Рука Плакидина с папиросой повисла в воздухе. Он не мог поверить в то, что услышал, и, с трудом находя слова, переспросил:
— Я… я… не ослышался?
— Нет.
— К-а-а-к! Вы доверяете врагу народа?
На лице Фитина появилась болезненная гримаса, он нажал на кнопку звонка — в дверях появился помощник — и распорядился:
— Принесите чай и что-нибудь к нему.
— Есть! — ответил тот и вышел.
В беседе возникла пауза. Фитин не спешил форсировать события и решил дать время Плакидину прийти в себя. Иван вытащил из пачки новую папиросу, но так и не закурил. Боясь услышать самое страшное, он, не поднимая глаз, спросил:
— Что с моим сыном и женой?
— Они живы, — ответил Фитин.
— Живы?! — воскликнул Плакидин и приподнялся со стула.
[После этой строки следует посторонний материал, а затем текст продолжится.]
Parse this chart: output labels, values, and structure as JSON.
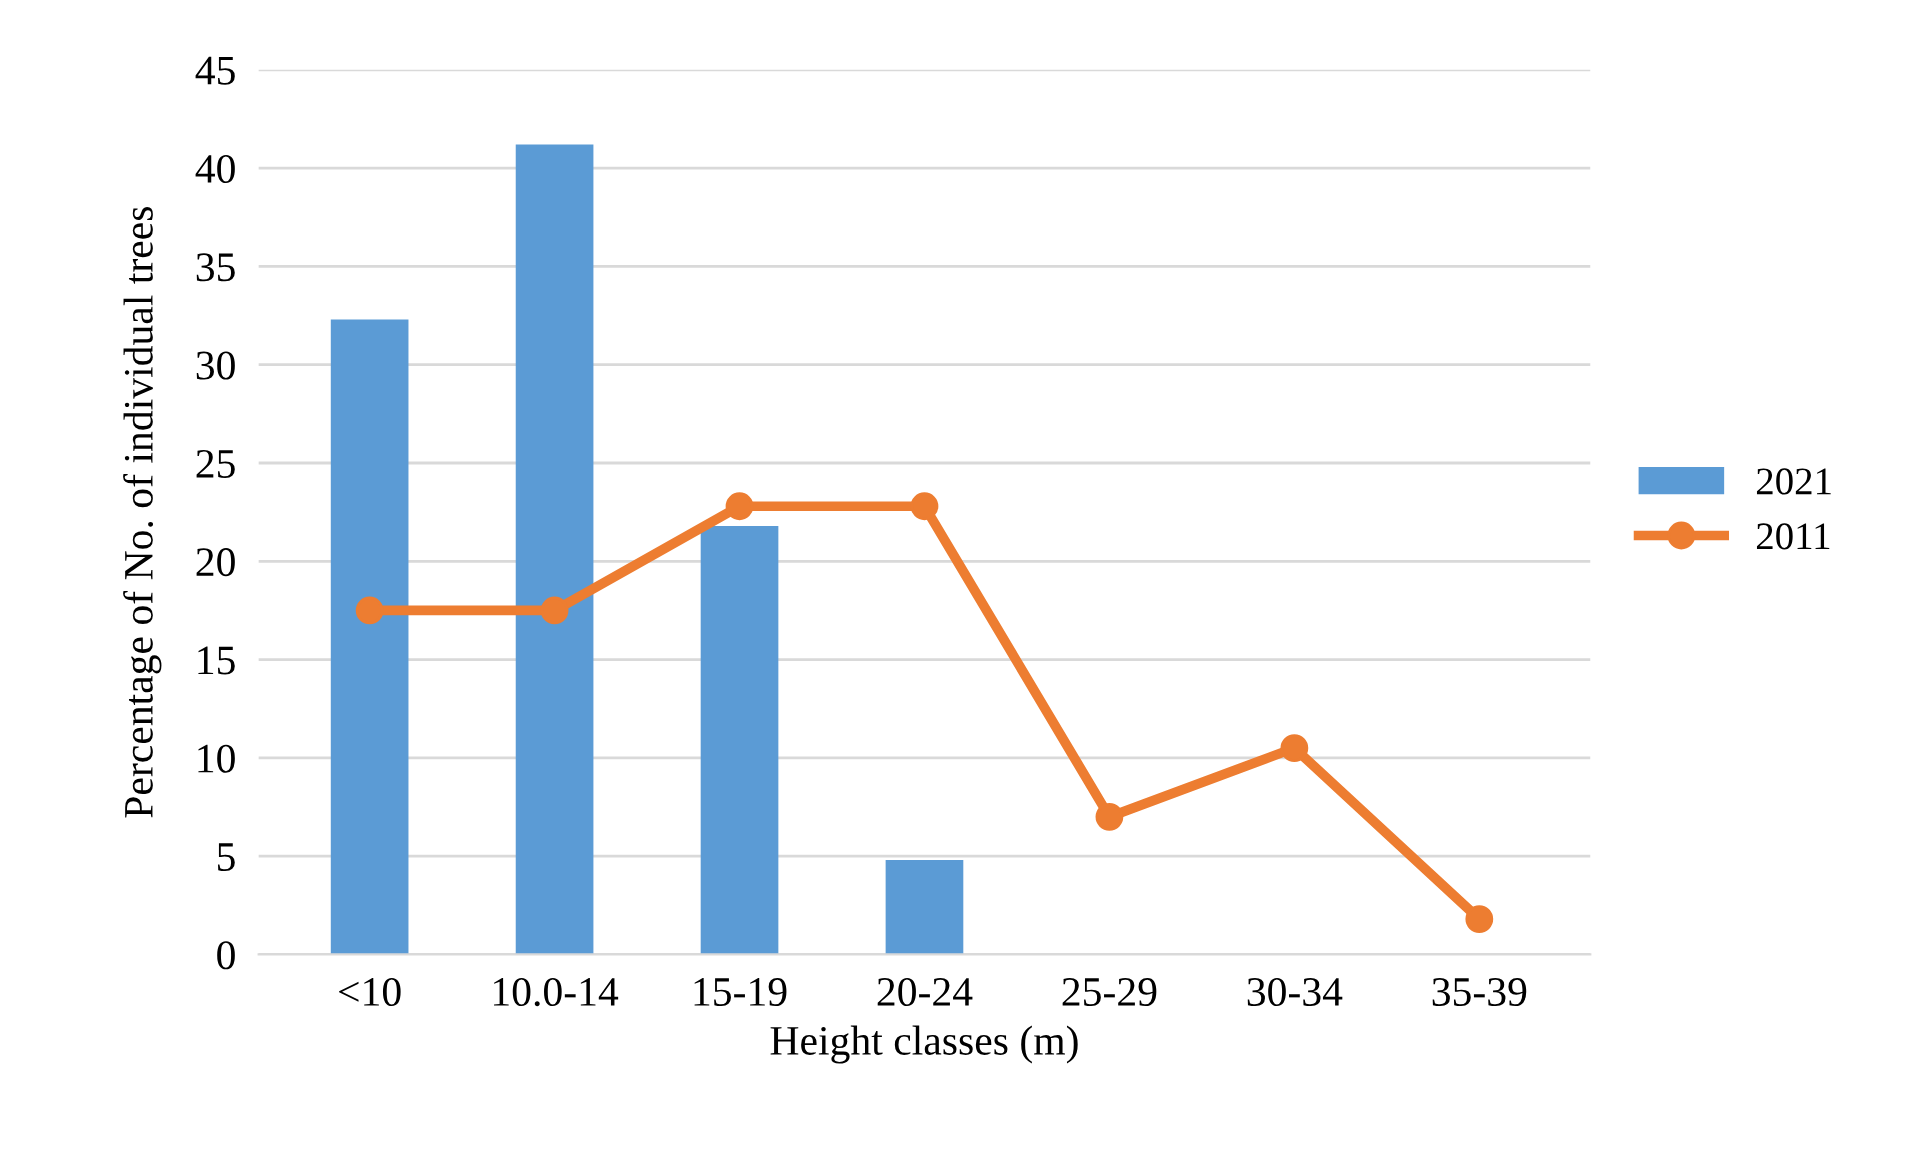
{
  "chart_data": {
    "type": "bar",
    "xlabel": "Height classes (m)",
    "ylabel": "Percentage of No. of individual trees",
    "categories": [
      "<10",
      "10.0-14",
      "15-19",
      "20-24",
      "25-29",
      "30-34",
      "35-39"
    ],
    "series": [
      {
        "name": "2021",
        "color": "#5b9bd5",
        "values": [
          32.3,
          41.2,
          21.8,
          4.8,
          0,
          0,
          0
        ]
      },
      {
        "name": "2011",
        "type": "line",
        "color": "#ed7d31",
        "marker": "circle",
        "values": [
          17.5,
          17.5,
          22.8,
          22.8,
          7.0,
          10.5,
          1.8
        ]
      }
    ],
    "ylim": [
      0,
      45
    ],
    "yticks": [
      0,
      5,
      10,
      15,
      20,
      25,
      30,
      35,
      40,
      45
    ],
    "grid": "y",
    "legend": "right"
  }
}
— Видите ли, Иван Леонидович, — Фитин старательно подыскивал слова, — по закону близкие родственники врага народа, извините, репрессированного, подлежат…
— Я знаю. Что с ними?
— Они находятся под Нижним Тагилом, но в ближайшее время в их судьбе произойдут существенные изменения. Мы переведем их сюда в нормальные условия.
— Что значит — существенные изменения?
Фитин не стал кривить душой и честно ответил:
— В нынешнем положении больше того, что я сказал, сделать не могу. Здесь они будут обеспечены всем необходимым, а остальное — их полная свобода — зависит от результатов вашей работы в Штатах.
— Страхуетесь? — на этот раз в голосе Плакидина не было ожесточения. Со всей искренностью он заявил:
— Я вам, Павел Михайлович, очень благодарен. Вы не Господь Бог, но сделали гораздо больше, чем мог начальник разведки. Я не стану говорить высоких слов, профессионалы в них не нуждаются, наш судья — совесть и время.
— Вот и договорились, — оживился Фитин, на его лице появилась открытая улыбка, и предложил: — Пока передохните, а потом побалуемся чайком.
Иван остался один в кабинете. Из приемной доносился голос помощника Фитина, он звонил в столовую. Несмотря на поздний час, на столе перед Плакидиным появился поднос. На нем ароматно дымилась чашка с настоящим чаем, на блюдце золотились аккуратно нарезанные дольки лимона, а в вазе было черничное варенье. Иван ничего этого не видел и все еще не мог прийти в себя. За последние сутки с ним произошло столько невероятных событий, что их вполне хватило бы на целую жизнь. Ему страстно хотелось верить молодому и, похоже, искреннему в своих намерениях руководителю советской разведки.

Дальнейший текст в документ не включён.